Auto in fiamme, arrestato un altro piromane


©Trc-TelemodenaMODENA, 4 APR. 2009 – Si complicano le indagini sul, o forse sui, piromani che si divertono a incendiare le auto a Modena. La scorsa notte sono state date alle fiamme una Passat familiare, alle 23 circa in Rua Muro, poco dopo una Toyota Corolla in via delle Costellazioni, infine, alle 3 circa, un’Audi A4 in via Monchio. Pochi i dubbi sull’origine dolosa di tutti gli incendi, anche se i vigili del fuoco stanno ancora facendo accertamenti. La polizia ha arrestato il presunto autore del primo rogo, finito in manette poco dopo averlo appiccato e quindi probabilmente non responsabile del secondo e di certo non del terzo. Si tratta di un uomo di circa 40 anni, residente a Modena, con piccoli precedenti, preso praticamente in flagrante dalla squadra mobile, e trovato in stato di alterazione.

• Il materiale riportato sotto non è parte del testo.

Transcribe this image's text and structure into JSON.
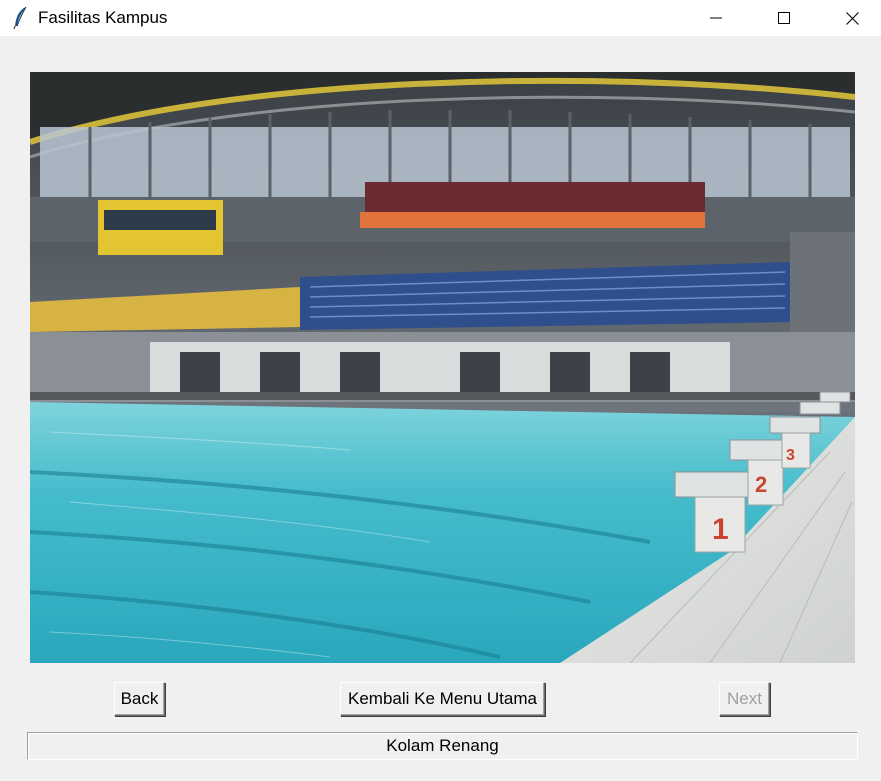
{
  "window": {
    "title": "Fasilitas Kampus",
    "icon": "feather-icon",
    "controls": [
      "minimize-icon",
      "maximize-icon",
      "close-icon"
    ]
  },
  "image": {
    "subject": "Indoor swimming pool with spectator stands",
    "lane_numbers": [
      "1",
      "2",
      "3"
    ]
  },
  "buttons": {
    "back_label": "Back",
    "menu_label": "Kembali Ke Menu Utama",
    "next_label": "Next",
    "next_enabled": false
  },
  "status": {
    "text": "Kolam Renang"
  },
  "colors": {
    "window_bg": "#f0f0f0",
    "titlebar_bg": "#ffffff",
    "disabled_text": "#a0a0a0",
    "water": "#3fb6c8",
    "stand_blue": "#2f4e8c",
    "stand_yellow": "#d8b43a",
    "stand_orange": "#e0703a"
  }
}
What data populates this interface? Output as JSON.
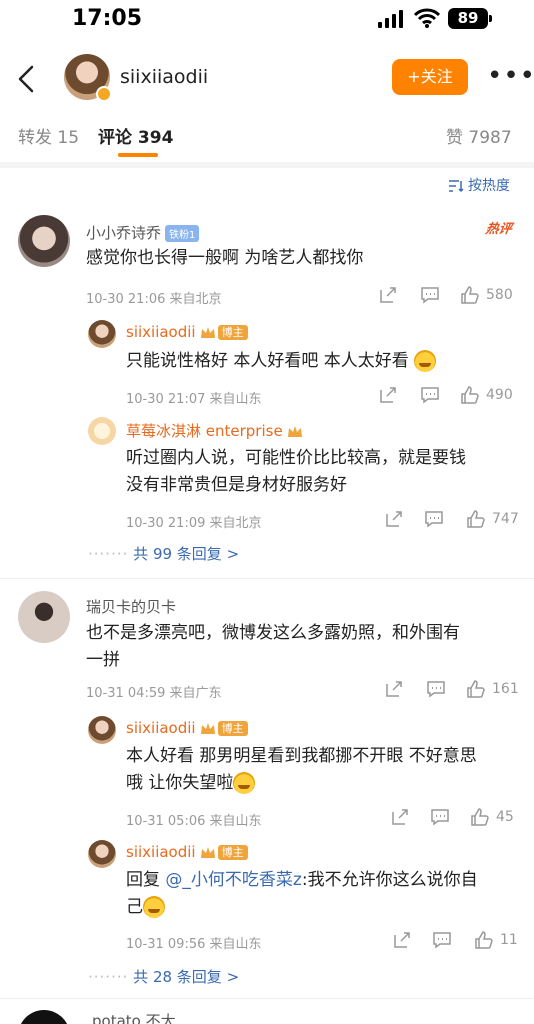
{
  "status_bar": {
    "time": "17:05",
    "battery": "89"
  },
  "header": {
    "username": "siixiiaodii",
    "follow_label": "+关注",
    "more_label": "•••"
  },
  "tabs": [
    {
      "label": "转发 15"
    },
    {
      "label": "评论 394"
    },
    {
      "label": "赞 7987"
    }
  ],
  "sort_label": "按热度",
  "hot_tag": "热评",
  "accent": "#ff8200",
  "comments": [
    {
      "user": "小小乔诗乔",
      "fan_badge": "铁粉1",
      "text": "感觉你也长得一般啊 为啥艺人都找你",
      "meta": "10-30 21:06 来自北京",
      "likes": "580",
      "replies": [
        {
          "user": "siixiiaodii",
          "badge": "博主",
          "text": "只能说性格好 本人好看吧 本人太好看",
          "meta": "10-30 21:07 来自山东",
          "likes": "490"
        },
        {
          "user": "草莓冰淇淋 enterprise",
          "text_line1": "听过圈内人说，可能性价比比较高，就是要钱",
          "text_line2": "没有非常贵但是身材好服务好",
          "meta": "10-30 21:09 来自北京",
          "likes": "747"
        }
      ],
      "more_replies": "共 99 条回复 >"
    },
    {
      "user": "瑞贝卡的贝卡",
      "text_line1": "也不是多漂亮吧，微博发这么多露奶照，和外围有",
      "text_line2": "一拼",
      "meta": "10-31 04:59 来自广东",
      "likes": "161",
      "replies": [
        {
          "user": "siixiiaodii",
          "badge": "博主",
          "text_line1": "本人好看 那男明星看到我都挪不开眼 不好意思",
          "text_line2": "哦 让你失望啦",
          "meta": "10-31 05:06 来自山东",
          "likes": "45"
        },
        {
          "user": "siixiiaodii",
          "badge": "博主",
          "reply_prefix": "回复 ",
          "mention": "@_小何不吃香菜z",
          "text_rest": ":我不允许你这么说你自",
          "text_line2": "己",
          "meta": "10-31 09:56 来自山东",
          "likes": "11"
        }
      ],
      "more_replies": "共 28 条回复 >"
    }
  ],
  "partial_user": "potato 不大"
}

Intanto il presunto piromane dei Suv, arrestato una decina di giorni fa dalla polizia, è ancora in carcere, e i danneggiamenti della notte scorsa, ha detto il suo avvocato Enrico Fontana che si è recato subito sui luoghi dei roghi, potrebbero cambiare la posizione del suo assistito. Il 28 aprile c’è l’udienza al tribunale della libertà. Il giardiniere di 44 anni, di Termini Imerese, era arrivato a Modena nel 2003 dovendo finire di scontare una condanna, presso la Casa di lavoro, per incendi di auto compiuti nel ’97 in Sicilia. Poi si era fermato in città. Il secondo presunto piromane potrebbe aver agito per spirito di emulazione, o per motivi personali. E motivi personali, ma su tutti gli episodi c’è il massimo riserbo, potrebbero essere alla base dell’incendio in via Monchio. Oppure c’è un terzo piromane ancora in giro.